4.3.2. Measurement of Serum TOS and TAS Levels and Calculation of OSI

Serum TOS and TAS levels were measured using novel automated measurement methods and commercially available kits (Rel Assay Diagnostics, MEGA TIP, Gaziantep, Turkey), developed by Erel [16,17]. The results were expressed as micromolar hydrogen peroxide equivalent per liter (μmol H₂O₂ equivalent/gram protein) for TOS and millimolar Trolox equivalent per liter (mmol Trolox equivalent/gram protein) for TAS. The OSI, a practical indicator of oxidative stress, was calculated using the following formula [17]: OSI (arbitrary unit) = TOS (μmol H₂O₂ Eq/L)/TAS (μmol Trolox Eq/L) × 100.

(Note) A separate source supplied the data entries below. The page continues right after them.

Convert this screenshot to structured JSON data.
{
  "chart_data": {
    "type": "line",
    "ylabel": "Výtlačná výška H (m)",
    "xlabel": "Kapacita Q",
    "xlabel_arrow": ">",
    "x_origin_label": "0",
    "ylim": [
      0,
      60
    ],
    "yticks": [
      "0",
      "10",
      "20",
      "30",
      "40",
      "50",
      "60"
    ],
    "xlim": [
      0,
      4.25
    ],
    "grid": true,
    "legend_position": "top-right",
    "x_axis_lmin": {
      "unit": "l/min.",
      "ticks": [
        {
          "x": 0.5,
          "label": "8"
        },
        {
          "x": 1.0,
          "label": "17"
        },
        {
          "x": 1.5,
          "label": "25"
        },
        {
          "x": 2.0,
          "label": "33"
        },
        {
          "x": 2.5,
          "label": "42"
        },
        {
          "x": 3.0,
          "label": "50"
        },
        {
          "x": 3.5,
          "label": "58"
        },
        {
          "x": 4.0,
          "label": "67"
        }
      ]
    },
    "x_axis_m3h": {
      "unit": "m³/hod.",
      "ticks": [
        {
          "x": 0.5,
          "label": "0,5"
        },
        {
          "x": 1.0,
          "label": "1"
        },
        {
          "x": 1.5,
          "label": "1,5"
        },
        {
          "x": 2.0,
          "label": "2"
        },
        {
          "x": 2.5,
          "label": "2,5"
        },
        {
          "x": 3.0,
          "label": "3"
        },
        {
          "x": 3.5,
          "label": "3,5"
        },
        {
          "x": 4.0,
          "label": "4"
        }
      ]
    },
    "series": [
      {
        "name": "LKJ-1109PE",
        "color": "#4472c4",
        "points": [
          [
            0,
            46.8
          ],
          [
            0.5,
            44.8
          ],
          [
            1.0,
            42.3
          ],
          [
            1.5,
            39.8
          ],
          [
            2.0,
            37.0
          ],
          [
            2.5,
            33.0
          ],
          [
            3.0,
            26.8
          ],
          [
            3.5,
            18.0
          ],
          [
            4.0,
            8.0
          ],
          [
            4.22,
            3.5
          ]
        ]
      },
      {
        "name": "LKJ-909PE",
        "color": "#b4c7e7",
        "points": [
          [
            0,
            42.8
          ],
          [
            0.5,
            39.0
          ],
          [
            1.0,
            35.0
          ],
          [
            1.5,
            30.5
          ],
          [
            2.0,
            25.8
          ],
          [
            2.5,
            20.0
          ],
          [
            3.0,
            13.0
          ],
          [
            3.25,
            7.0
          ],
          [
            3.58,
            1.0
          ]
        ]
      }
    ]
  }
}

4.3.3. Measurement of Serum Bone Alkaline Phosphatase (B-ALP) Activity

B-ALP activities were determined using diagnostic kits (Roche Diagnostics, Mannheim, Germany); the results were expressed as U/L.

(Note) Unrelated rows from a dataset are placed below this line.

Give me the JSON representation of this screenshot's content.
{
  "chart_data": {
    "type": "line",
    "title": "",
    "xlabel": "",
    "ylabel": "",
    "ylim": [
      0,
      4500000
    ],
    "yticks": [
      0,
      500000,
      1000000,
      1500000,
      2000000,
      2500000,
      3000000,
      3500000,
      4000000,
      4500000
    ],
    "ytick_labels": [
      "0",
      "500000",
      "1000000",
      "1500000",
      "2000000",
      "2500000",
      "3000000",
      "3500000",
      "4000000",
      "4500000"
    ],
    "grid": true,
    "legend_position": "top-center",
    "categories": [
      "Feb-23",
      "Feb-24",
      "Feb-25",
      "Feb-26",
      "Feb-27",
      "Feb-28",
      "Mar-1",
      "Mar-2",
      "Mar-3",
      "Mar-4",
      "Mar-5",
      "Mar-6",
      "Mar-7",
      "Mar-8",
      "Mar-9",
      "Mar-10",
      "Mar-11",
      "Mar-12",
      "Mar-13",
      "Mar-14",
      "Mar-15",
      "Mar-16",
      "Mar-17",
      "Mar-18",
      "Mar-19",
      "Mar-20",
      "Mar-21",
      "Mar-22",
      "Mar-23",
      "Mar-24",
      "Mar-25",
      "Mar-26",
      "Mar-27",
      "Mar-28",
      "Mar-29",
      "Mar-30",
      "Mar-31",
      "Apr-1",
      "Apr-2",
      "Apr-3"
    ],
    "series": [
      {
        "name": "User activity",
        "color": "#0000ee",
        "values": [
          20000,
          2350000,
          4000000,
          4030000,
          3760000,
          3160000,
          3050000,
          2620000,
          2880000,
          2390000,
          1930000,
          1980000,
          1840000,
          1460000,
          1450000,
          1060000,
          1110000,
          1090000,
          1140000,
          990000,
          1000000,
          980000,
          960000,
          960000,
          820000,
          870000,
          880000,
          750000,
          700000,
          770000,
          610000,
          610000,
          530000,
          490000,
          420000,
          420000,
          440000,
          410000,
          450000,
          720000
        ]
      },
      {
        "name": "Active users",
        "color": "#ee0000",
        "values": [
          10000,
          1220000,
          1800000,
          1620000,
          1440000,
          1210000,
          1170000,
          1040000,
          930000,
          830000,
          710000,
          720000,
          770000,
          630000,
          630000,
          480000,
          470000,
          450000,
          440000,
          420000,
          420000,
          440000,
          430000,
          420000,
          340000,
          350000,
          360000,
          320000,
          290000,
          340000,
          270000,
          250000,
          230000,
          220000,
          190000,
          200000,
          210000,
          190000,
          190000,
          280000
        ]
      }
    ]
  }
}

4.4. Histological and Immunohistochemical Analysis

4.4.1. Histological Imaging and Measurements

The removed mandibular molar tissues were fixed in 10% neutral buffered formalin for 72 h. Subsequently, the tissues were decalcificated in 6% nitric acid solution for a week. The solution was refreshed daily and the tissue decalcification was controlled by a needle during the last three days. Following the completion of the decalcification process, the tissues were dehydrated in a graded alcohol series, embedded in paraffin wax, and sectioned into 5 μm thicknesses using a microtome (RM2125RT; Leica Instruments, Nubloch, Germany) along the molars along a buccolingual plane, for histological evaluation using Crossman modified Mallory’s triple staining. Eight slides were obtained for each animal (total of 80 slides in each group). The distance between the cementoenamel junction (CEJ) and the alveolar bone crest (BC) was measured using a trinocular light microscope (Kameram SLR, 1.4.1.0; Mikro Sistem Ltd., Istanbul, Turkey) attached to analyzing software (Figure 2a–c).

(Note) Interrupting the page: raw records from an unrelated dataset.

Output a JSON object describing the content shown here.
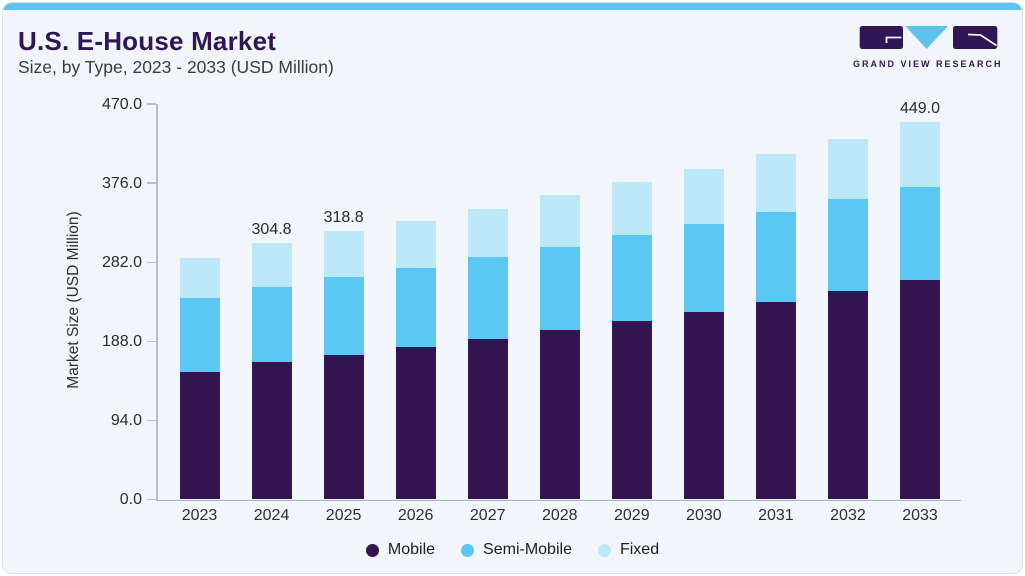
{
  "card": {
    "title": "U.S. E-House Market",
    "subtitle": "Size, by Type, 2023 - 2033 (USD Million)"
  },
  "logo": {
    "text": "GRAND VIEW RESEARCH",
    "purple": "#2F1656",
    "blue": "#5BC4EE"
  },
  "chart_data": {
    "type": "bar",
    "stacked": true,
    "title": "U.S. E-House Market Size, by Type, 2023 - 2033 (USD Million)",
    "categories": [
      "2023",
      "2024",
      "2025",
      "2026",
      "2027",
      "2028",
      "2029",
      "2030",
      "2031",
      "2032",
      "2033"
    ],
    "series": [
      {
        "name": "Mobile",
        "color": "#331450",
        "values": [
          152.0,
          163.0,
          171.9,
          181.0,
          190.8,
          201.2,
          211.9,
          223.3,
          235.2,
          247.8,
          260.5
        ]
      },
      {
        "name": "Semi-Mobile",
        "color": "#5BC8F4",
        "values": [
          87.5,
          89.9,
          92.1,
          94.8,
          97.0,
          99.5,
          102.2,
          103.8,
          106.6,
          109.4,
          111.6
        ]
      },
      {
        "name": "Fixed",
        "color": "#BCE8F8",
        "values": [
          48.0,
          51.9,
          54.8,
          55.2,
          57.7,
          61.5,
          63.9,
          66.4,
          69.0,
          71.5,
          76.9
        ]
      }
    ],
    "totals": [
      287.5,
      304.8,
      318.8,
      331.0,
      345.5,
      362.2,
      378.0,
      393.5,
      410.8,
      428.7,
      449.0
    ],
    "total_labels": [
      "",
      "304.8",
      "318.8",
      "",
      "",
      "",
      "",
      "",
      "",
      "",
      "449.0"
    ],
    "ylabel": "Market Size (USD Million)",
    "yticks": [
      0.0,
      94.0,
      188.0,
      282.0,
      376.0,
      470.0
    ],
    "ytick_labels": [
      "0.0",
      "94.0",
      "188.0",
      "282.0",
      "376.0",
      "470.0"
    ],
    "ylim": [
      0,
      470
    ],
    "grid": false,
    "legend_position": "bottom"
  }
}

4.4.2. Immunohistochemical Analysis and Calculation of RANKL- and OPG-Positive Cells

The eight alveolar bone sections from each rat were stained with anti-RANKL (dilution: 1/50; Abcam) (Santa Cruz Biotech., Santo Cruz, CA, USA) and anti-OPG (dilution: 1/50; Abcam) (Santa Cruz Biotech., Santo Cruz, CA, USA) according to the manufacturer’s protocols, using an Avidin Biotin Complex (ABC) staining system. Binding of the antibodies was visualized with a high-power light microscope (Eclipse i50; Nicon, Tokyo, Japan). In order to estimate the immunopositive cell count, staining intensity was measured using the stereologic optical fractionator method, as described in detail in our previous studies [19,20].

4.5. Statistical Analysis

Because all of the data presented a normal distribution and the coefficient variation was less than 20%, differences between the groups were tested by analysis of variance and Duncan’s test, using SPSS 17.0 (SPSS Inc., IBM Company, Chicago, LA, USA). All data were expressed as mean average ± SD; p < 0.05 was considered significant.